Company dismisses any involvement in the campaign

Oct 16, 2014 12:55 GMT  ·  By

Spam designed to increase the stock value of a company in Canada has been spread in huge amounts in the past week, leading to a significant increase in the transaction volume.

The company trades at low prices per share, also known as penny stocks. According to the US Securities and Exchange Commission (SEC), these are companies trading below $5 / €4 per share and they are not listed on major exchanges.

Largest spam attack of the year

The Antispam division of Bitdefender, which dubbed the campaign “Wolf of Wall Street,” informs that the penny stock spam wave started to grow a week ago, with more than three million samples being distributed through networks of compromised computers (botnets) in the US, Spain, India, Australia, France, Germany, the UK, Romania, and South Korea.

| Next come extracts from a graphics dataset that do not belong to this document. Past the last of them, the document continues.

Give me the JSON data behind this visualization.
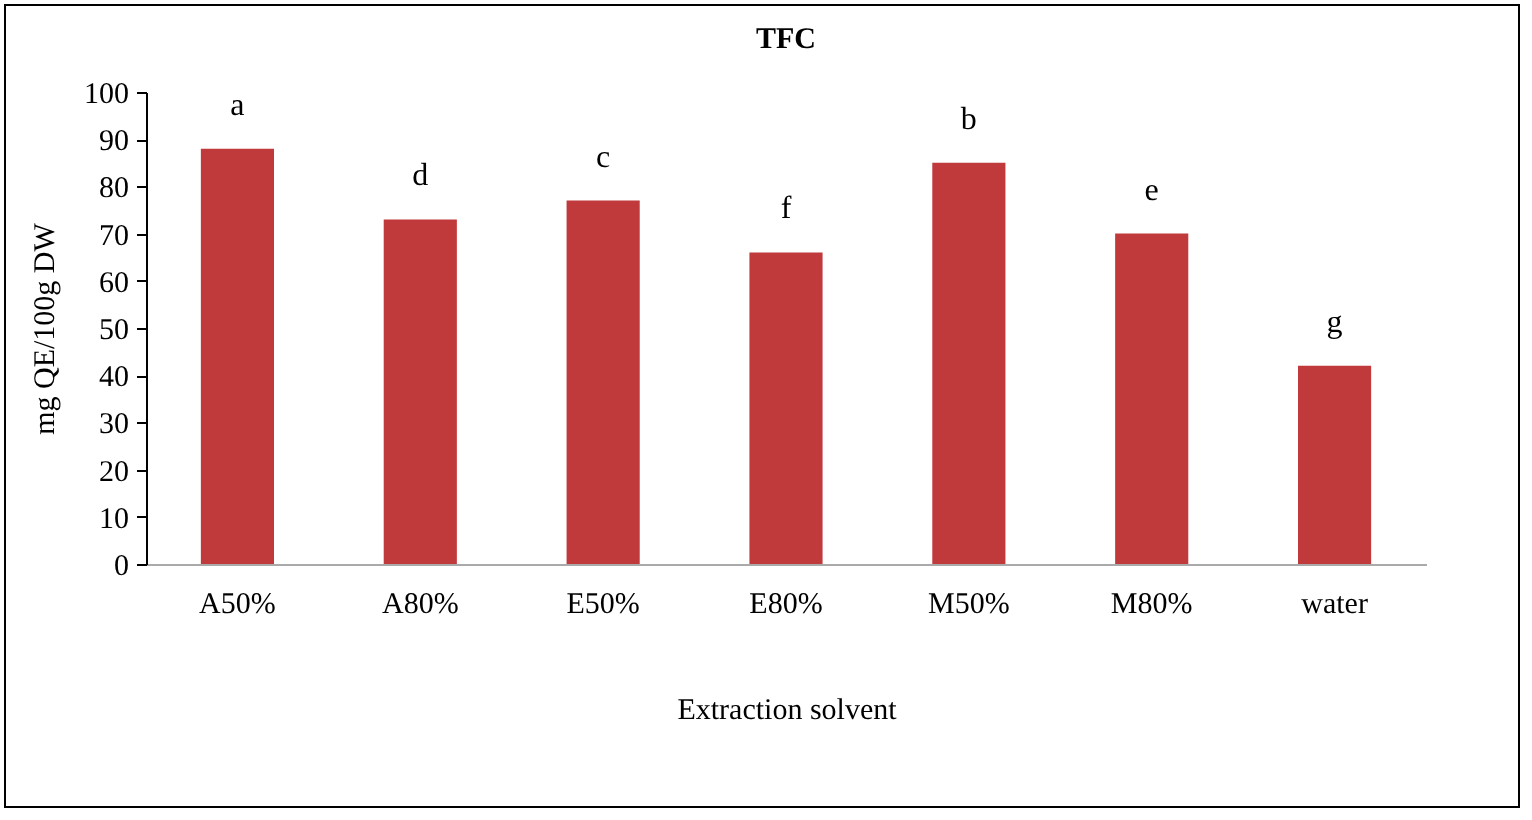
{
  "chart_data": {
    "type": "bar",
    "title": "TFC",
    "xlabel": "Extraction solvent",
    "ylabel": "mg QE/100g DW",
    "categories": [
      "A50%",
      "A80%",
      "E50%",
      "E80%",
      "M50%",
      "M80%",
      "water"
    ],
    "values": [
      88,
      73,
      77,
      66,
      85,
      70,
      42
    ],
    "color": "#c0393b",
    "ylim": [
      0,
      100
    ],
    "yticks": [
      0,
      10,
      20,
      30,
      40,
      50,
      60,
      70,
      80,
      90,
      100
    ],
    "grid": false,
    "annotations": [
      {
        "text": "a",
        "x": "A50%",
        "y": 88
      },
      {
        "text": "d",
        "x": "A80%",
        "y": 73
      },
      {
        "text": "c",
        "x": "E50%",
        "y": 77
      },
      {
        "text": "f",
        "x": "E80%",
        "y": 66
      },
      {
        "text": "b",
        "x": "M50%",
        "y": 85
      },
      {
        "text": "e",
        "x": "M80%",
        "y": 70
      },
      {
        "text": "g",
        "x": "water",
        "y": 42
      }
    ]
  }
}
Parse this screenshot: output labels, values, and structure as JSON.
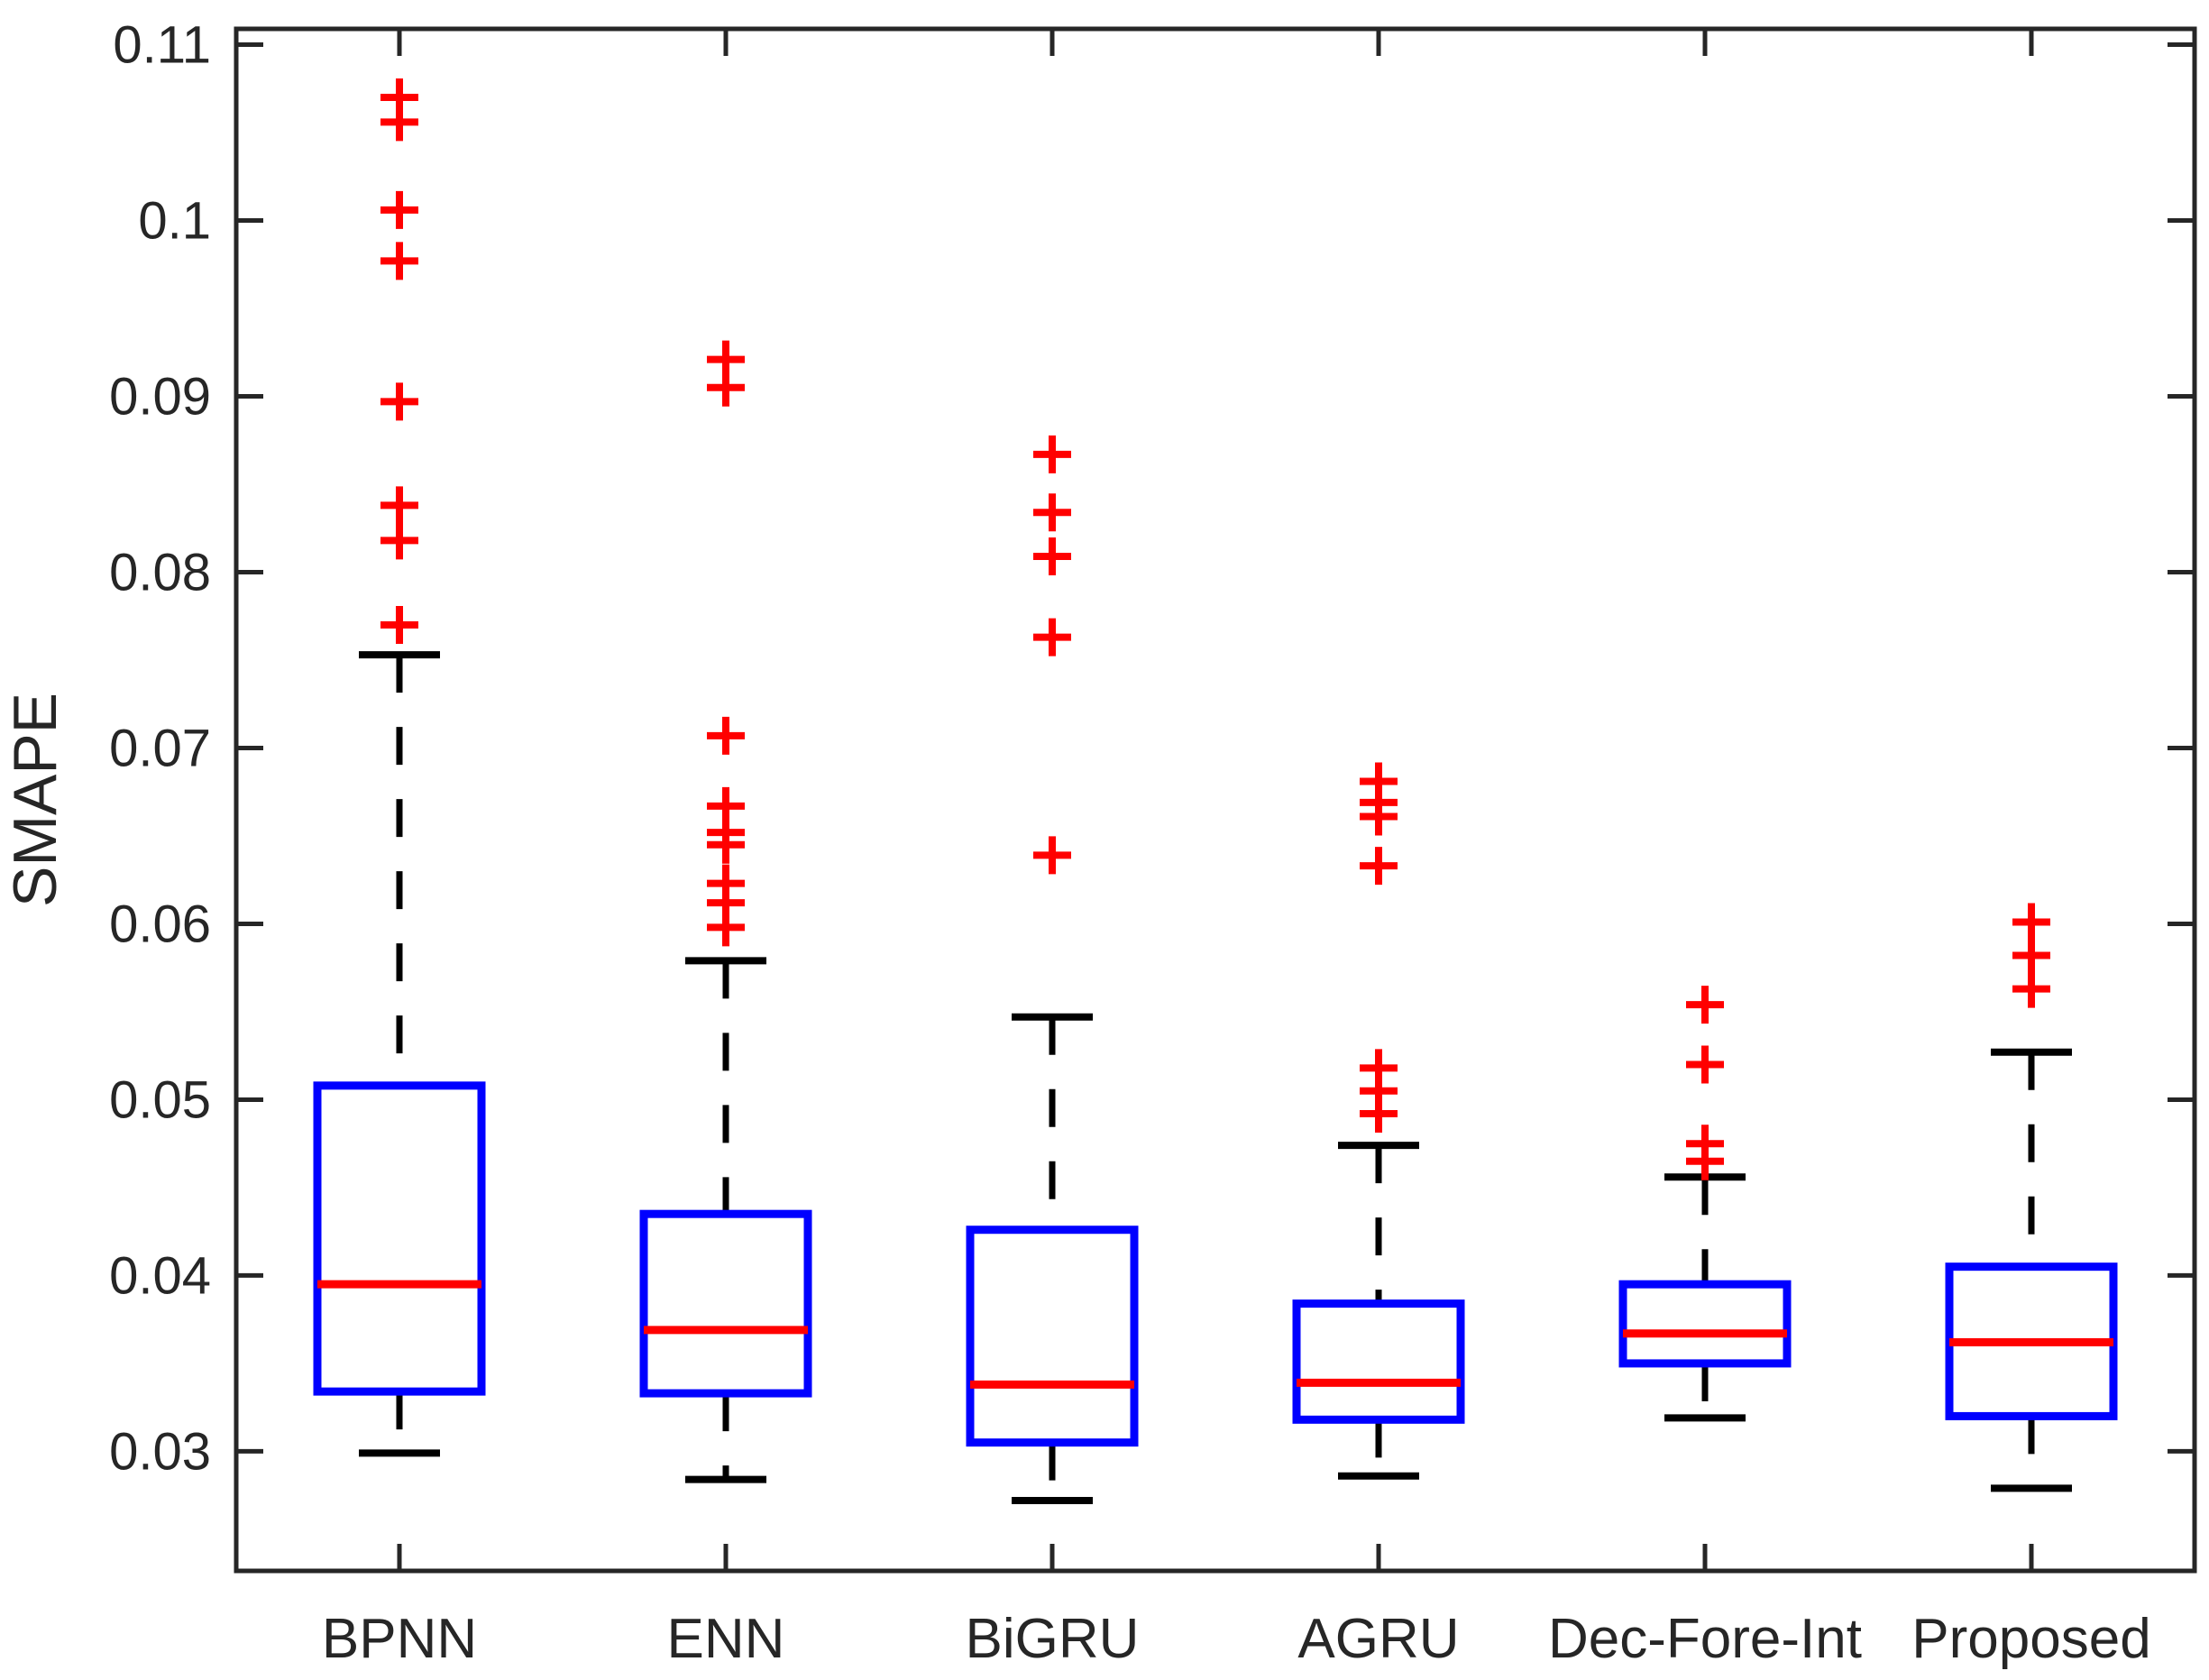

On Thursday last week, the transaction volume recorded by the company was more than 1,620,000 shares, compared to 10,000 registered three days earlier.

According to the antivirus vendor, this is the largest spam attack recorded in 2014, and judging by its effect, it achieved its mission.

“These are today’s most vicious wolves of Wall Street. They no longer call potential investors to inflate stock values, but use a faster approach – email spam replicated in millions of samples,” senior antispam researcher Adrian Miron said in a blog post for Bitdefender.

Emails are well conceived to entrap the gullible

It appears that the individuals behind this spam campaign tried their best to make the information in the email as credible as possible. To this goal, they included legitimate links of websites providing stock exchange information (Yahoo Finance, Market Watch), as well as for Nasdaq.

Apart from this, the social engineering skills the crooks displayed in the creation of the message are remarkable, as they offer just enough information to make the recipient access the provided link and possibly buy some stock.

Moreover, the subject line in some of the analyzed samples imply that the message reached the victim by mistake, making the lure even more appealing. Some of them read “Do you still want this” and “Are you ready for this?”

How do cybercriminals profit?

The scheme is quite simple, and generally it does not involve the company whose shares are promoted.

After acquiring penny stock, the crooks artificially increase the stock value through spam and then they sell the stock when the price increases sufficiently. In this case, the company is Confederation Minerals Ltd. (CNRMF) and its activity consists in extracting mineral deposits in North America.

In a press release that coincides with its stock trading boost recorded on October 9, the company said that it was not involved in any way with “the recent promotional emails being circulated by The Street Inc.” and that it had no relationship with that entity.

The Street Inc. is the name of the sender of the spam email, according to a post from Conrad Longmore at Dynamoo’s Blog, who also caught several samples of this penny stock spam campaign, and provides an income statement for the company.